After several seasons of wearisome mediocrity, Boudjellal hired Bernard Laporte, the former French national coach, another transient intellect who prior to his appointment had dabbled in politics unsuccessfully with Nicolas Sarkozy's regime. Laporte was directing operations from afar last Sunday as he was the recipient of a 16-week touchline and stand ban for some virulent and trenchant criticism of a referee in a Top 14 league game. Boudjellal wrote an open letter to Francois Hollande, the French President, looking for clemency. Quoi?
This is on the back of Boudjellal's reaction to what he considered another refereeing slight after Toulon lost to Clermont in 2012. "I had my first refereeing sodomy in the 2010 semi-final against Clermont. I've just had my second tonight. It appeared to hurt the first time but it was just as bad this time. We will review the images not on YouTube but on YouPorn." Don't know how the mammies and daddies of the Toulon mini-rugby teams would have received that one.
A few weeks ago, Toulon pulled out of a planned fundraiser in the pre-season in July against Pro-Div 2 side Beziers. The Beziers club used to be a powerhouse in the 1960s and '70s but have fallen away and are financially imperilled in the lower reaches of the second division.
The town of Beziers voted to install Robert Menard as their Mayor. Menard is a National Front candidate and that particular party swept 11 boroughs in recent elections. The world over there doesn't account for political taste or allegiances but last time I checked most countries of the western hemisphere were governed by the principle of democracy.
The people voted and Beziers now have a National Front mayor. This country has as much to be ashamed about after some of the beauties that have been elected to both chambers of the Oireachtas.
Boudjellal did not like what happened and canned the proposed fixture. He could quite easily have cited logistical or scheduling difficulties but chose to platform his opinions and use a sports club as a political tool to vent his anger.

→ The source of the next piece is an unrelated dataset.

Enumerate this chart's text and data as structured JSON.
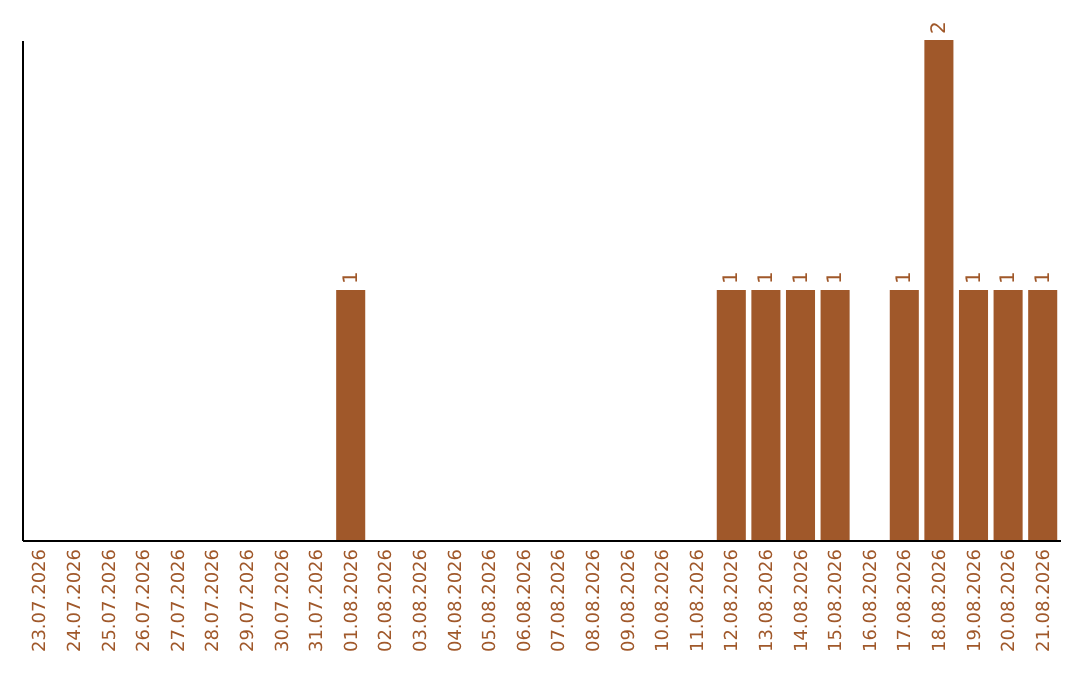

Ireland played a match against Zimbabwe recently in the T20 Cricket World Cup. I fundamentally disagree with everything that has happened politically in that country over the last 20 years yet I respect the right of both countries to be able to park any and all difficulties and engage in a sporting competition.
You cross a line when you do as Boudjellal has done. Why not avoid the contentious crossover and pull his comic books off news stands in the town of Beziers? Don't use a rugby team to sate your political frustrations. France has been up in arms about that decision. We didn't have to wait for more controversy.

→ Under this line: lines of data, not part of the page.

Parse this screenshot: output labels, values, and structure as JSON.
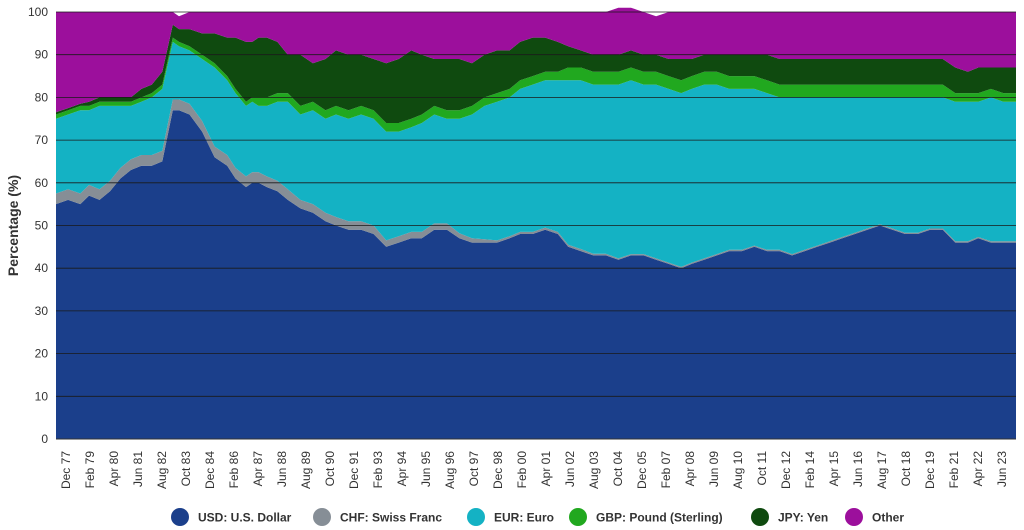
{
  "chart_data": {
    "type": "area",
    "stacked": true,
    "ylabel": "Percentage (%)",
    "ylim": [
      0,
      100
    ],
    "yticks": [
      0,
      10,
      20,
      30,
      40,
      50,
      60,
      70,
      80,
      90,
      100
    ],
    "grid": true,
    "legend_position": "bottom",
    "x_tick_labels": [
      "Dec 77",
      "Feb 79",
      "Apr 80",
      "Jun 81",
      "Aug 82",
      "Oct 83",
      "Dec 84",
      "Feb 86",
      "Apr 87",
      "Jun 88",
      "Aug 89",
      "Oct 90",
      "Dec 91",
      "Feb 93",
      "Apr 94",
      "Jun 95",
      "Aug 96",
      "Oct 97",
      "Dec 98",
      "Feb 00",
      "Apr 01",
      "Jun 02",
      "Aug 03",
      "Oct 04",
      "Dec 05",
      "Feb 07",
      "Apr 08",
      "Jun 09",
      "Aug 10",
      "Oct 11",
      "Dec 12",
      "Feb 14",
      "Apr 15",
      "Jun 16",
      "Aug 17",
      "Oct 18",
      "Dec 19",
      "Feb 21",
      "Apr 22",
      "Jun 23"
    ],
    "x": [
      1977.92,
      1978.5,
      1979.08,
      1979.5,
      1980.0,
      1980.5,
      1981.0,
      1981.5,
      1982.0,
      1982.5,
      1983.0,
      1983.5,
      1983.8,
      1984.3,
      1984.9,
      1985.5,
      1986.1,
      1986.5,
      1987.0,
      1987.3,
      1987.6,
      1988.0,
      1988.5,
      1989.0,
      1989.6,
      1990.2,
      1990.8,
      1991.3,
      1991.9,
      1992.5,
      1993.1,
      1993.7,
      1994.3,
      1994.9,
      1995.4,
      1996.0,
      1996.6,
      1997.2,
      1997.8,
      1998.4,
      1999.0,
      1999.6,
      2000.1,
      2000.7,
      2001.3,
      2001.9,
      2002.4,
      2003.0,
      2003.6,
      2004.2,
      2004.8,
      2005.4,
      2006.0,
      2006.6,
      2007.2,
      2007.8,
      2008.3,
      2008.9,
      2009.5,
      2010.1,
      2010.7,
      2011.3,
      2011.9,
      2012.5,
      2013.1,
      2013.7,
      2014.3,
      2014.9,
      2015.5,
      2016.1,
      2016.7,
      2017.3,
      2017.9,
      2018.5,
      2019.1,
      2019.7,
      2020.3,
      2020.9,
      2021.5,
      2022.0,
      2022.6,
      2023.2,
      2023.8
    ],
    "series": [
      {
        "name": "USD: U.S. Dollar",
        "color": "#1b3f8b",
        "values": [
          55,
          56,
          55,
          57,
          56,
          58,
          61,
          63,
          64,
          64,
          65,
          77,
          77,
          76,
          72,
          66,
          64,
          61,
          59,
          60,
          60,
          59,
          58,
          56,
          54,
          53,
          51,
          50,
          49,
          49,
          48,
          45,
          46,
          47,
          47,
          49,
          49,
          47,
          46,
          46,
          46,
          47,
          48,
          48,
          49,
          48,
          45,
          44,
          43,
          43,
          42,
          43,
          43,
          42,
          41,
          40,
          41,
          42,
          43,
          44,
          44,
          45,
          44,
          44,
          43,
          44,
          45,
          46,
          47,
          48,
          49,
          50,
          49,
          48,
          48,
          49,
          49,
          46,
          46,
          47,
          46,
          46,
          46
        ]
      },
      {
        "name": "CHF: Swiss Franc",
        "color": "#868e96",
        "values": [
          2.5,
          2.5,
          2.5,
          2.5,
          2.5,
          2.5,
          2.5,
          2.5,
          2.5,
          2.5,
          2.5,
          2.5,
          2.5,
          2.5,
          2.5,
          2.5,
          2.5,
          2.5,
          2.5,
          2.5,
          2.5,
          2.5,
          2.5,
          2.5,
          2.0,
          2.0,
          2.0,
          2.0,
          2.0,
          2.0,
          2.0,
          1.5,
          1.5,
          1.5,
          1.5,
          1.5,
          1.5,
          1.2,
          1.0,
          0.8,
          0.5,
          0.5,
          0.5,
          0.5,
          0.5,
          0.5,
          0.5,
          0.5,
          0.4,
          0.4,
          0.3,
          0.3,
          0.3,
          0.3,
          0.3,
          0.3,
          0.3,
          0.3,
          0.3,
          0.3,
          0.3,
          0.3,
          0.3,
          0.3,
          0.3,
          0.3,
          0.3,
          0.3,
          0.3,
          0.3,
          0.3,
          0.3,
          0.3,
          0.3,
          0.3,
          0.3,
          0.3,
          0.3,
          0.3,
          0.3,
          0.3,
          0.3,
          0.3
        ]
      },
      {
        "name": "EUR: Euro",
        "color": "#14b2c4",
        "values": [
          17.5,
          17.5,
          19.5,
          17.5,
          19.5,
          17.5,
          14.5,
          12.5,
          12.5,
          13.5,
          14.5,
          13.5,
          12.5,
          12.5,
          14.5,
          18.5,
          17.5,
          17.5,
          16.5,
          16.5,
          15.5,
          16.5,
          18.5,
          20.5,
          20.0,
          22.0,
          22.0,
          24.0,
          24.0,
          25.0,
          25.0,
          25.5,
          24.5,
          24.5,
          25.5,
          25.5,
          24.5,
          26.8,
          29.0,
          31.2,
          32.5,
          32.5,
          33.5,
          34.5,
          34.5,
          35.5,
          38.5,
          39.5,
          39.6,
          39.6,
          40.7,
          40.7,
          39.7,
          40.7,
          40.7,
          40.7,
          40.7,
          40.7,
          39.7,
          37.7,
          37.7,
          36.7,
          36.7,
          35.7,
          36.7,
          35.7,
          34.7,
          33.7,
          32.7,
          31.7,
          30.7,
          29.7,
          30.7,
          31.7,
          31.7,
          30.7,
          30.7,
          32.7,
          32.7,
          31.7,
          33.7,
          32.7,
          32.7
        ]
      },
      {
        "name": "GBP: Pound (Sterling)",
        "color": "#21a81f",
        "values": [
          1,
          1,
          1,
          1,
          1,
          1,
          1,
          1,
          1,
          1,
          1,
          1,
          1,
          1,
          1,
          1,
          1,
          1,
          1,
          1,
          2,
          2,
          2,
          2,
          2,
          2,
          2,
          2,
          2,
          2,
          2,
          2,
          2,
          2,
          2,
          2,
          2,
          2,
          2,
          2,
          2,
          2,
          2,
          2,
          2,
          2,
          3,
          3,
          3,
          3,
          3,
          3,
          3,
          3,
          3,
          3,
          3,
          3,
          3,
          3,
          3,
          3,
          3,
          3,
          3,
          3,
          3,
          3,
          3,
          3,
          3,
          3,
          3,
          3,
          3,
          3,
          3,
          2,
          2,
          2,
          2,
          2,
          2
        ]
      },
      {
        "name": "JPY: Yen",
        "color": "#0f4a0f",
        "values": [
          0.5,
          0.5,
          0.5,
          1,
          1,
          1,
          1,
          1,
          2,
          2,
          3,
          3,
          3,
          4,
          5,
          7,
          9,
          12,
          14,
          13,
          14,
          14,
          12,
          9,
          12,
          9,
          12,
          13,
          13,
          12,
          12,
          14,
          15,
          16,
          14,
          11,
          12,
          12,
          10,
          10,
          10,
          9,
          9,
          9,
          8,
          7,
          5,
          4,
          4,
          4,
          4,
          4,
          4,
          4,
          4,
          5,
          4,
          4,
          4,
          5,
          5,
          5,
          6,
          6,
          6,
          6,
          6,
          6,
          6,
          6,
          6,
          6,
          6,
          6,
          6,
          6,
          6,
          6,
          5,
          6,
          5,
          6,
          6
        ]
      },
      {
        "name": "Other",
        "color": "#9c0f9c",
        "values": [
          23.5,
          22.5,
          21.5,
          21,
          20,
          20,
          20,
          20,
          18,
          17,
          14,
          3,
          3,
          4,
          5,
          5,
          6,
          6,
          7,
          7,
          6,
          6,
          7,
          10,
          10,
          12,
          11,
          9,
          10,
          10,
          11,
          12,
          11,
          9,
          10,
          11,
          11,
          11,
          12,
          10,
          9,
          9,
          7,
          6,
          6,
          7,
          8,
          9,
          10,
          10,
          11,
          10,
          10,
          9,
          11,
          11,
          11,
          10,
          10,
          10,
          10,
          10,
          10,
          11,
          11,
          11,
          11,
          11,
          11,
          11,
          11,
          11,
          11,
          11,
          11,
          11,
          11,
          13,
          14,
          13,
          13,
          13,
          13
        ]
      }
    ]
  }
}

Boudjellal made his feelings clear about referees again after the Leinster quarter-final. "I'd been told that there was a referee to avoid so I didn't want him. We realised that there was a referee, every time he refereed Leinster, they won. He refereed them in the quarters, semis and final."
It seems Boudjellal only opens his mouth to change his feet. Why have the FFR not sanctioned him for such ridiculous and irrational outbursts?
It does not matter whether he is deemed to be a fit or appropriate person to run a rugby club – he has paid his money down and he runs things as he sees fit. Unfortunately that is the direction the game is going in. I do not like anything about Toulon or the way they comport themselves.
There are many reasons why Seán O'Brien chose not to join Toulon. It is quite possible that one of them was because he did not want to be employed by a loose cannon whose antics and behaviour have become more and more reprehensible as the years go by. There are many reasons why I fervently want Munster to win in two weeks' time. Chief amongst them is now no longer a secret.